OnlinePortfolioSelection.jl

For now, the following algorithms are implemented or being under development in the package:

Hopefully, novel algorithms will be added to the package in the future after implementing the prominent ones. Hence, contributions to this open-source project are highly appreciated.

Motivation

Since my M.Sc. thesis is in the field of OPS, I thought it would be a worthwhile idea to implement some of the benchmark methods to use them to perform benchmarking experiments to compare the performance of my proposed method with the existing methods in the literature. Afterward, I thought it would be a good idea to bundle the repo as an open-source package and share it with the community so that other researchers can use the methods for their research purposes and put time into developing novel strategies rather than implementing the existing ones. Furthermore, because of my interest in the OPS field, I will continue to develop the package and add more algorithms to it. I hope this package will be useful for the community and will be used by other researchers in the field.

Acknowledgment

I highly appreciate the Julia community for their great support in Julia’s discourse forum. My special thanks go to @odow for their great support and kind help.

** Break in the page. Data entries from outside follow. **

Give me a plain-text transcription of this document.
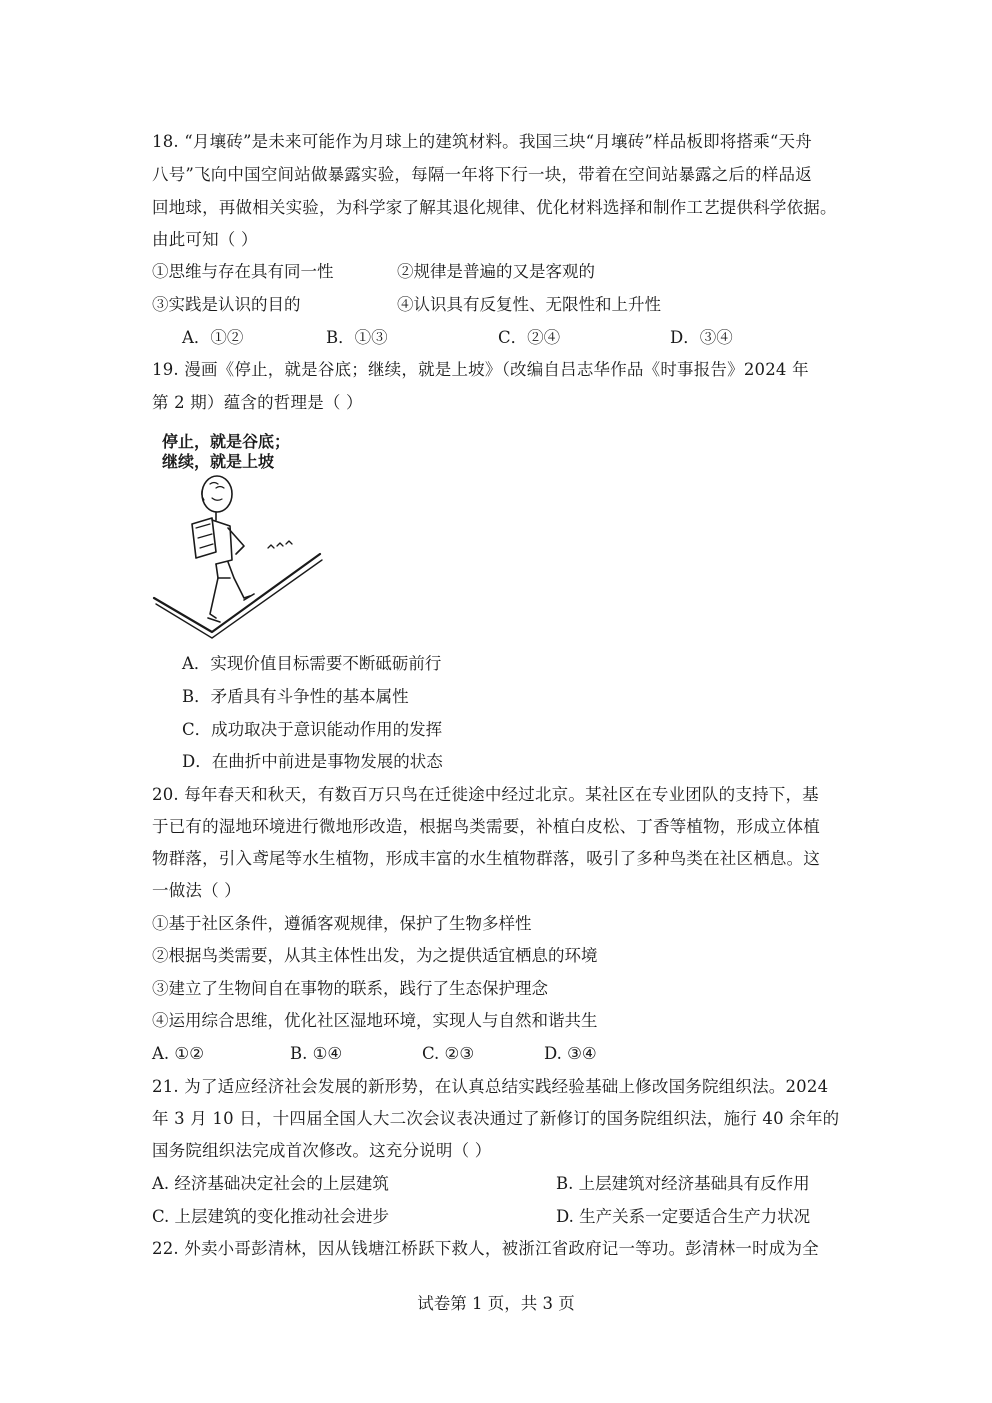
18. “月壤砖”是未来可能作为月球上的建筑材料。我国三块“月壤砖”样品板即将搭乘“天舟
八号”飞向中国空间站做暴露实验，每隔一年将下行一块，带着在空间站暴露之后的样品返
回地球，再做相关实验，为科学家了解其退化规律、优化材料选择和制作工艺提供科学依据。
由此可知（ ）
①思维与存在具有同一性	②规律是普遍的又是客观的
③实践是认识的目的	④认识具有反复性、无限性和上升性
A．①②	B．①③	C．②④	D．③④
19. 漫画《停止，就是谷底；继续，就是上坡》（改编自吕志华作品《时事报告》2024 年
第 2 期）蕴含的哲理是（ ）
停止，就是谷底；
继续，就是上坡
A．实现价值目标需要不断砥砺前行
B．矛盾具有斗争性的基本属性
C．成功取决于意识能动作用的发挥
D．在曲折中前进是事物发展的状态
20. 每年春天和秋天，有数百万只鸟在迁徙途中经过北京。某社区在专业团队的支持下，基
于已有的湿地环境进行微地形改造，根据鸟类需要，补植白皮松、丁香等植物，形成立体植
物群落，引入鸢尾等水生植物，形成丰富的水生植物群落，吸引了多种鸟类在社区栖息。这
一做法（ ）
①基于社区条件，遵循客观规律，保护了生物多样性
②根据鸟类需要，从其主体性出发，为之提供适宜栖息的环境
③建立了生物间自在事物的联系，践行了生态保护理念
④运用综合思维，优化社区湿地环境，实现人与自然和谐共生
A. ①②	B. ①④	C. ②③	D. ③④
21. 为了适应经济社会发展的新形势，在认真总结实践经验基础上修改国务院组织法。2024
年 3 月 10 日，十四届全国人大二次会议表决通过了新修订的国务院组织法，施行 40 余年的
国务院组织法完成首次修改。这充分说明（ ）
A. 经济基础决定社会的上层建筑	B. 上层建筑对经济基础具有反作用
C. 上层建筑的变化推动社会进步	D. 生产关系一定要适合生产力状况
22. 外卖小哥彭清林，因从钱塘江桥跃下救人，被浙江省政府记一等功。彭清林一时成为全
试卷第 1 页，共 3 页
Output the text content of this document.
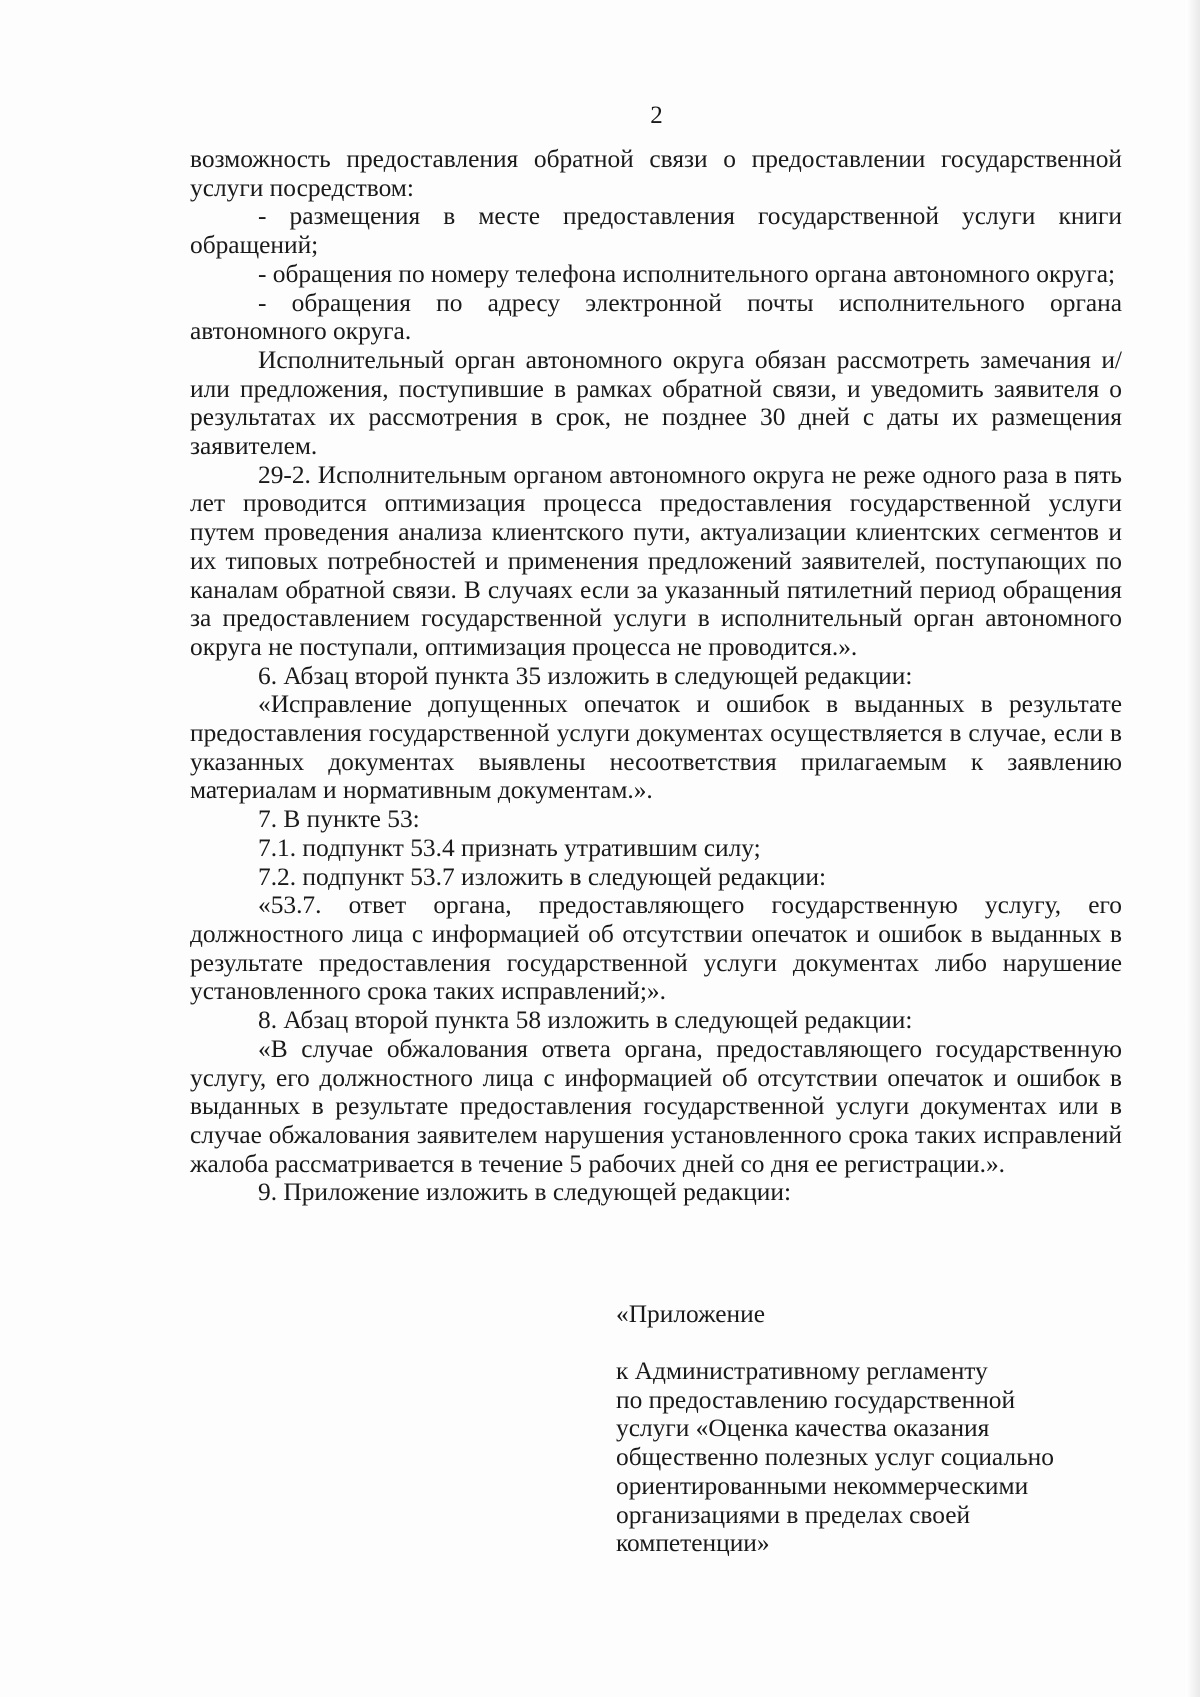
2

возможность предоставления обратной связи о предоставлении государственной услуги посредством:

- размещения в месте предоставления государственной услуги книги обращений;

- обращения по номеру телефона исполнительного органа автономного округа;

- обращения по адресу электронной почты исполнительного органа автономного округа.

Исполнительный орган автономного округа обязан рассмотреть замечания и/или предложения, поступившие в рамках обратной связи, и уведомить заявителя о результатах их рассмотрения в срок, не позднее 30 дней с даты их размещения заявителем.

29-2. Исполнительным органом автономного округа не реже одного раза в пять лет проводится оптимизация процесса предоставления государственной услуги путем проведения анализа клиентского пути, актуализации клиентских сегментов и их типовых потребностей и применения предложений заявителей, поступающих по каналам обратной связи. В случаях если за указанный пятилетний период обращения за предоставлением государственной услуги в исполнительный орган автономного округа не поступали, оптимизация процесса не проводится.».

6. Абзац второй пункта 35 изложить в следующей редакции:

«Исправление допущенных опечаток и ошибок в выданных в результате предоставления государственной услуги документах осуществляется в случае, если в указанных документах выявлены несоответствия прилагаемым к заявлению материалам и нормативным документам.».

7. В пункте 53:

7.1. подпункт 53.4 признать утратившим силу;

7.2. подпункт 53.7 изложить в следующей редакции:

«53.7. ответ органа, предоставляющего государственную услугу, его должностного лица с информацией об отсутствии опечаток и ошибок в выданных в результате предоставления государственной услуги документах либо нарушение установленного срока таких исправлений;».

8. Абзац второй пункта 58 изложить в следующей редакции:

«В случае обжалования ответа органа, предоставляющего государственную услугу, его должностного лица с информацией об отсутствии опечаток и ошибок в выданных в результате предоставления государственной услуги документах или в случае обжалования заявителем нарушения установленного срока таких исправлений жалоба рассматривается в течение 5 рабочих дней со дня ее регистрации.».

9. Приложение изложить в следующей редакции:

«Приложение
к Административному регламенту
по предоставлению государственной
услуги «Оценка качества оказания
общественно полезных услуг социально
ориентированными некоммерческими
организациями в пределах своей
компетенции»
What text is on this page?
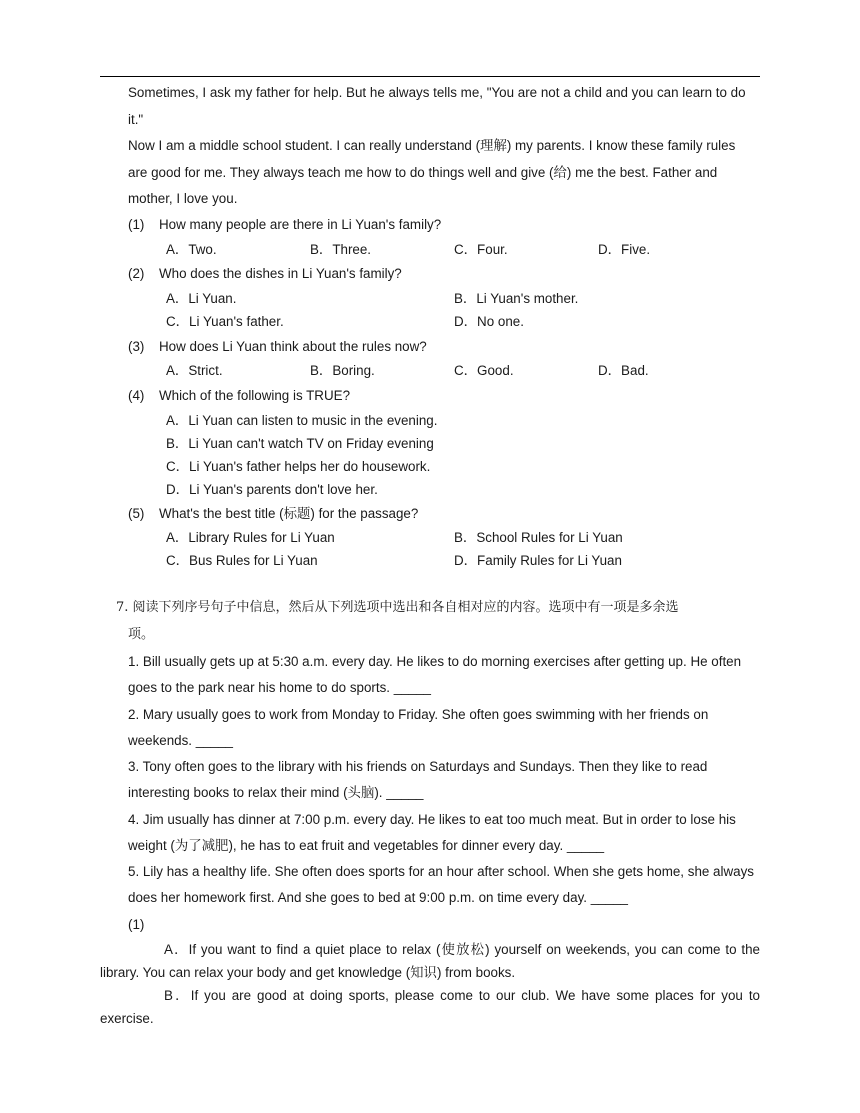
Sometimes, I ask my father for help. But he always tells me, "You are not a child and you can learn to do
it."
Now I am a middle school student. I can really understand (理解) my parents. I know these family rules
are good for me. They always teach me how to do things well and give (给) me the best. Father and
mother, I love you.
(1) How many people are there in Li Yuan's family?
A．Two.	B．Three.	C．Four.	D．Five.
(2) Who does the dishes in Li Yuan's family?
A．Li Yuan.	B．Li Yuan's mother.
C．Li Yuan's father.	D．No one.
(3) How does Li Yuan think about the rules now?
A．Strict.	B．Boring.	C．Good.	D．Bad.
(4) Which of the following is TRUE?
A．Li Yuan can listen to music in the evening.
B．Li Yuan can't watch TV on Friday evening
C．Li Yuan's father helps her do housework.
D．Li Yuan's parents don't love her.
(5) What's the best title (标题) for the passage?
A．Library Rules for Li Yuan	B．School Rules for Li Yuan
C．Bus Rules for Li Yuan	D．Family Rules for Li Yuan
7. 阅读下列序号句子中信息，然后从下列选项中选出和各自相对应的内容。选项中有一项是多余选
项。
1. Bill usually gets up at 5:30 a.m. every day. He likes to do morning exercises after getting up. He often
goes to the park near his home to do sports. _____
2. Mary usually goes to work from Monday to Friday. She often goes swimming with her friends on
weekends. _____
3. Tony often goes to the library with his friends on Saturdays and Sundays. Then they like to read
interesting books to relax their mind (头脑). _____
4. Jim usually has dinner at 7:00 p.m. every day. He likes to eat too much meat. But in order to lose his
weight (为了减肥), he has to eat fruit and vegetables for dinner every day. _____
5. Lily has a healthy life. She often does sports for an hour after school. When she gets home, she always
does her homework first. And she goes to bed at 9:00 p.m. on time every day. _____
(1)
A．If you want to find a quiet place to relax (使放松) yourself on weekends, you can come to the
library. You can relax your body and get knowledge (知识) from books.
B．If you are good at doing sports, please come to our club. We have some places for you to
exercise.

Looks cool. Do you have any idea how those strategies relate to “universal portfolios”?

EDIT: Duh. You have it already. I just overlooked it. Again, cool.

Hi!
Thank you for your nice words.

Yes , I’ve provided a brief overview of the algorithm in the documentation. However, I can dig in more details if you ask to.

I’m glad that you found it cool

Projects Status

I was hanging around the “Package Announcement” topic and got curious about my package announcement post. So, I checked the post and got happy. Considering the “CORN-U” and “CORN-K” as variants of the “CORN” algorithm, six different benchmarks in the context of the OPS were implemented when I announced this package. By today, I have implemented twenty more algorithms in this field of study including novel algorithms, such as DMR, ODLEM, and MRvol. Still, it’s a great journey! I remember E-mailing the author of the “MRvol” model regarding a rare case that might happen, which they did not consider by that day. I became aware of it by running my implementation (which is available in the package) and tracking the error’s root. I implemented their incredible research 4 or 5 days after its proofreading version was put online.

I am very pleased that I was able to assist them in consolidating their material and improving their explanations. I updated the implementation to align it with their instructions regarding the rare case that I found.
The DMR got online on 17th Nov and today I completed its implementation and included it in the latest release of the package. NO OTHER PACKAGE in the whole universe has implemented this number of OPS algorithms as an open-sourced project, and I’m thrilled to announce that OnlinePortfolioSelection.jl is the only open-source project in this field of study that is being updated as new algorithms arrive and entails this number of algorithms by this day. I hope this can help researchers in this field of study. Just wanted to write about my feelings here after several releases.

Acknowledgments

I want to thank Mr. @odow, Mr. @Oscar_Smith, Mr. @eliascarv, Mr. @goerz, Mr. @Dan, and others who have helped me by kindly answering my questions. They may not have collaborated directly with the project, but I would not able to make it if they had not taught me about my mistakes.

Last words

I’m not done with this project, and a huge amount of documentation improvements will be made in the upcoming months as a necessary improvement besides implementing more algorithms. The only thing that I’m missing here is the lack of other contributors to this project. Anyway, I hope to make a meaningful contribution to the Julia ecosystem and leave a lasting impact.

If you have any suggestions, any recommendations regarding the improvement of the project, I would highly appreciate it if you could tell me about it. Love and peace.